Performance of SCFGP v.s. Number of Fourier features

Bostion Housing

BostonHousingMAE BostonHousingMSE BostonHousingRMSE BostonHousingNMSE BostonHousingMNLP BostonHousingTime

Abalone

AbaloneMAE AbaloneMSE AbaloneRMSE AbaloneNMSE AbaloneMNLP AbaloneTime

Kin8nm

Kin8nmMAE Kin8nmMSE Kin8nmRMSE Kin8nmNMSE Kin8nmMNLP Kin8nmTime

Training time of SCFGP is not quite sensitive to the size of training data.
On the contrary, it is to a large extent dependent on the number of Fourier features.

License

Copyright (c) 2016, Max W. Y. Lam All rights reserved.

Redistribution and use in source and binary forms, with or without modification, are permitted provided that the following conditions are met:

  1. Redistributions of source code must retain the above copyright notice, this list of conditions and the following disclaimer.
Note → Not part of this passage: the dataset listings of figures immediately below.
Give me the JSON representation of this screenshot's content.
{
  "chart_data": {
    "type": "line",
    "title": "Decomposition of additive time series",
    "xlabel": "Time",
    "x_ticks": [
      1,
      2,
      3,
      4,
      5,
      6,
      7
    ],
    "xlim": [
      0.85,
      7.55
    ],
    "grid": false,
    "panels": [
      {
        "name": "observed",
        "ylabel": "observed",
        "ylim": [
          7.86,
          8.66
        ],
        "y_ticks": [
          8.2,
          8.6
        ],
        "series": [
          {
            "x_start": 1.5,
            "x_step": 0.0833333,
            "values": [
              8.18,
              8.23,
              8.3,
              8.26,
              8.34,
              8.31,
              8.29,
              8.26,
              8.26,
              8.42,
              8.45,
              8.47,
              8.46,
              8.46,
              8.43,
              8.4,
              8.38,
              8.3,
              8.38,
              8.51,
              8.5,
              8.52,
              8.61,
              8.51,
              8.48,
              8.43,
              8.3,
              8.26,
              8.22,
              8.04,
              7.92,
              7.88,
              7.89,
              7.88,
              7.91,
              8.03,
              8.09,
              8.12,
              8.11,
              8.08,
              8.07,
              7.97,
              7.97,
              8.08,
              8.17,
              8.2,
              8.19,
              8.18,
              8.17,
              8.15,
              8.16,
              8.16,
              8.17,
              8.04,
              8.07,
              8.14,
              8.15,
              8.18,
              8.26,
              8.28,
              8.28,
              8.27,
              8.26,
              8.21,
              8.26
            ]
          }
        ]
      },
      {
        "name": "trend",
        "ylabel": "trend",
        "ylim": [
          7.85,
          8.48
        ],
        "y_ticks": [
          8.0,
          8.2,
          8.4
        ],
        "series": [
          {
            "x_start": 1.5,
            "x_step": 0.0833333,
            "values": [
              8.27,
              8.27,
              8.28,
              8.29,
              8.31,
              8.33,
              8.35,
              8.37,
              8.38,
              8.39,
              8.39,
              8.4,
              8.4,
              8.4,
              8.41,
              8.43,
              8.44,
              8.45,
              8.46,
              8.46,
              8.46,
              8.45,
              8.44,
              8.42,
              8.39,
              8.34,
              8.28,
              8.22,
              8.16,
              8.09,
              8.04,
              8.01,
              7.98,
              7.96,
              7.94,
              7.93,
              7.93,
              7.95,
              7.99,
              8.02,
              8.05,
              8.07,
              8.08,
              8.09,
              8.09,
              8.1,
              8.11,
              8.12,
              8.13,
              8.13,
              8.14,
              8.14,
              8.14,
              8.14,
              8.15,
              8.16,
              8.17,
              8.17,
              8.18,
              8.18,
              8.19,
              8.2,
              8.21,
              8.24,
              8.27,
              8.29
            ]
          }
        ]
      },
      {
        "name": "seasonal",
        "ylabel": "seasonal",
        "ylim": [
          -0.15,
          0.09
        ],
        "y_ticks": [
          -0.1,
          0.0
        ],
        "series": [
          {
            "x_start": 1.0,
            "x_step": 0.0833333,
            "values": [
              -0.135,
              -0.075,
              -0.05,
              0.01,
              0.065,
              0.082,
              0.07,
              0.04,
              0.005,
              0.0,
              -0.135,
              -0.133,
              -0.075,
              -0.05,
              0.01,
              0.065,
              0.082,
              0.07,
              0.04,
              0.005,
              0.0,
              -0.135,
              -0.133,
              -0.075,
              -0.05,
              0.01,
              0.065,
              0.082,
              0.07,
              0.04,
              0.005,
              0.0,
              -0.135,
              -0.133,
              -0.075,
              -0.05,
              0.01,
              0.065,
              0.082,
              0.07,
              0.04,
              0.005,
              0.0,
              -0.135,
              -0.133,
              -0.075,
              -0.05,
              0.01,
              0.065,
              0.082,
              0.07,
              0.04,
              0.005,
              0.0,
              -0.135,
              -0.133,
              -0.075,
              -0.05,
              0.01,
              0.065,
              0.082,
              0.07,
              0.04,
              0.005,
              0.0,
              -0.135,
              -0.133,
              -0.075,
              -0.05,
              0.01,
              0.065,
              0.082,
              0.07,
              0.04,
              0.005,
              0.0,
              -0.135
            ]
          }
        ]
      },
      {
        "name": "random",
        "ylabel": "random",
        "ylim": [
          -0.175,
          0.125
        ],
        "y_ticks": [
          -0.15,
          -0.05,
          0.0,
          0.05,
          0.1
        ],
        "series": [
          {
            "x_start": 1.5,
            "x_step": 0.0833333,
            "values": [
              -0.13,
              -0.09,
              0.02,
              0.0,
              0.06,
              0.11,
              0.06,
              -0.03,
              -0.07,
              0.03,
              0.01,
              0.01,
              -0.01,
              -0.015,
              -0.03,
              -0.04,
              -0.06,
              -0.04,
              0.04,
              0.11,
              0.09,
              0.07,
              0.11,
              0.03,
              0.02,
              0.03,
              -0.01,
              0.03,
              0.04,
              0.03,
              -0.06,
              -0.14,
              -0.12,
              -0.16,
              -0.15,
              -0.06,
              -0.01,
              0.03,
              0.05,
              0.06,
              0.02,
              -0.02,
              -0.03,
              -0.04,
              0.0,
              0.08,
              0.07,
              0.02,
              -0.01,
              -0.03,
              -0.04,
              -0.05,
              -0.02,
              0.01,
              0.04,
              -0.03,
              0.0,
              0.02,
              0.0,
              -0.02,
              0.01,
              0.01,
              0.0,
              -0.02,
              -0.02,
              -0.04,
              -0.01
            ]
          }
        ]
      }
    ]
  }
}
  2. Redistributions in binary form must reproduce the above copyright notice, this list of conditions and the following disclaimer in the documentation and/or other materials provided with the distribution.

  3. Neither the name of the copyright holder nor the names of its contributors may be used to endorse or promote products derived from this software without specific prior written permission.

THIS SOFTWARE IS PROVIDED BY THE COPYRIGHT HOLDERS AND CONTRIBUTORS "AS IS" AND ANY EXPRESS OR IMPLIED WARRANTIES, INCLUDING, BUT NOT LIMITED TO, THE IMPLIED WARRANTIES OF MERCHANTABILITY AND FITNESS FOR A PARTICULAR PURPOSE ARE DISCLAIMED. IN NO EVENT SHALL THE COPYRIGHT HOLDER OR CONTRIBUTORS BE LIABLE FOR ANY DIRECT, INDIRECT, INCIDENTAL, SPECIAL, EXEMPLARY, OR CONSEQUENTIAL DAMAGES (INCLUDING, BUT NOT LIMITED TO, PROCUREMENT OF SUBSTITUTE GOODS OR SERVICES; LOSS OF USE, DATA, OR PROFITS; OR BUSINESS INTERRUPTION) HOWEVER CAUSED AND ON ANY THEORY OF LIABILITY, WHETHER IN CONTRACT, STRICT LIABILITY, OR TORT (INCLUDING NEGLIGENCE OR OTHERWISE) ARISING IN ANY WAY OUT OF THE USE OF THIS SOFTWARE, EVEN IF ADVISED OF THE POSSIBILITY OF SUCH DAMAGE.